How good could Greg Cook have been?  What if shoulder surgery was in 1969 what it is today?  Walsh, who would later coach Hall of Famers Joe Montana and Steve Young, told NFL Films he believed Cook, “could very well have been remembered or noted as the greatest quarterback of all time.”  He described Cook as having the strength of Terry Bradshaw with the instincts and feel of Montana.  Mike Brown, who inherited the Bengals from his father told City Beat in Cincinnati, “If he had stayed healthy, we would have been the team of the 1970’s, not the Steelers.”

Now here’s the ironic twist to all this.  With Cook out for 1970, the Bengals traded for Buffalo backup Virgil Carter, who had quick feet, but a weak arm.  Walsh designed an offense that involved short passes and Carter led the NFL with a 62.2 completion percentage.  The offense didn’t have a name, but it became the basis for the one that took Montana and Young to the Hall of Fame after they’d hooked up with Walsh in San Francisco.

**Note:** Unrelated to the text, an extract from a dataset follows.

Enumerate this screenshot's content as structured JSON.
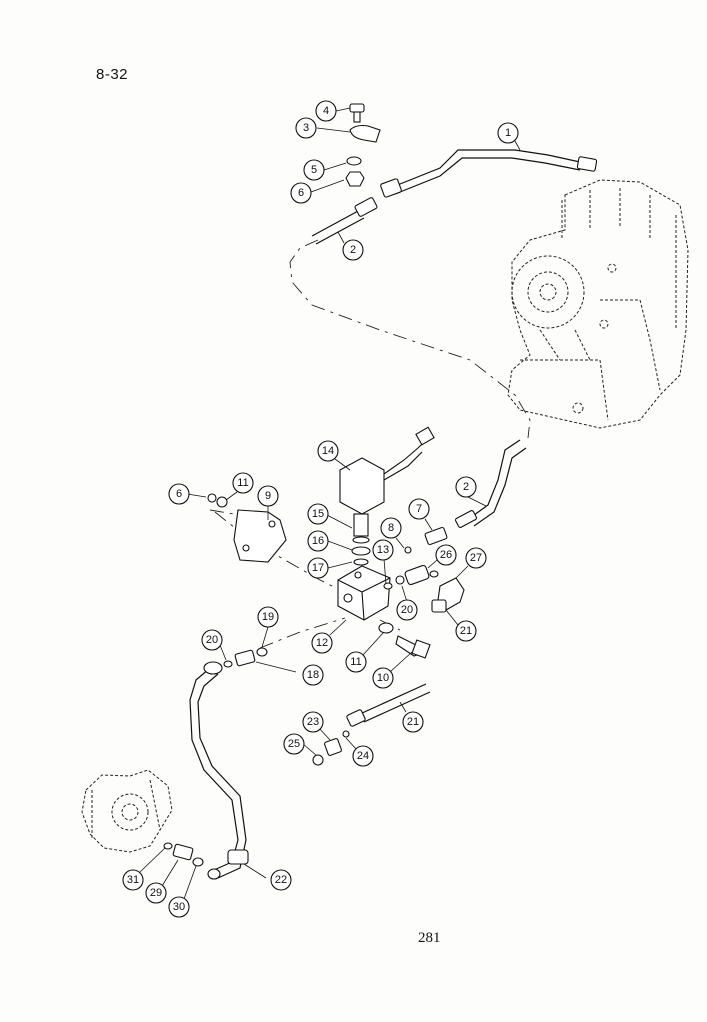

It’s called the “West Coast” offense, but the reality is it was born in the Midwest in Cincinnati.  Asked how that offense would have worked with Cook running it instead of Carter, Walsh said, “Completely different.  It would have started with the deep strike, and everybody would have played off that.  It would have set records that would never be broken.”

As for Cook, he never expressed bitterness over being cheated out of a career, telling NFL Films, “I had some success and I thank God for that.”  He died in 2012 at the age of 65.  As his former teammate Bob Johnson, who played for the Bengals from 1968-1979 put it, “He was a prince who never became king.”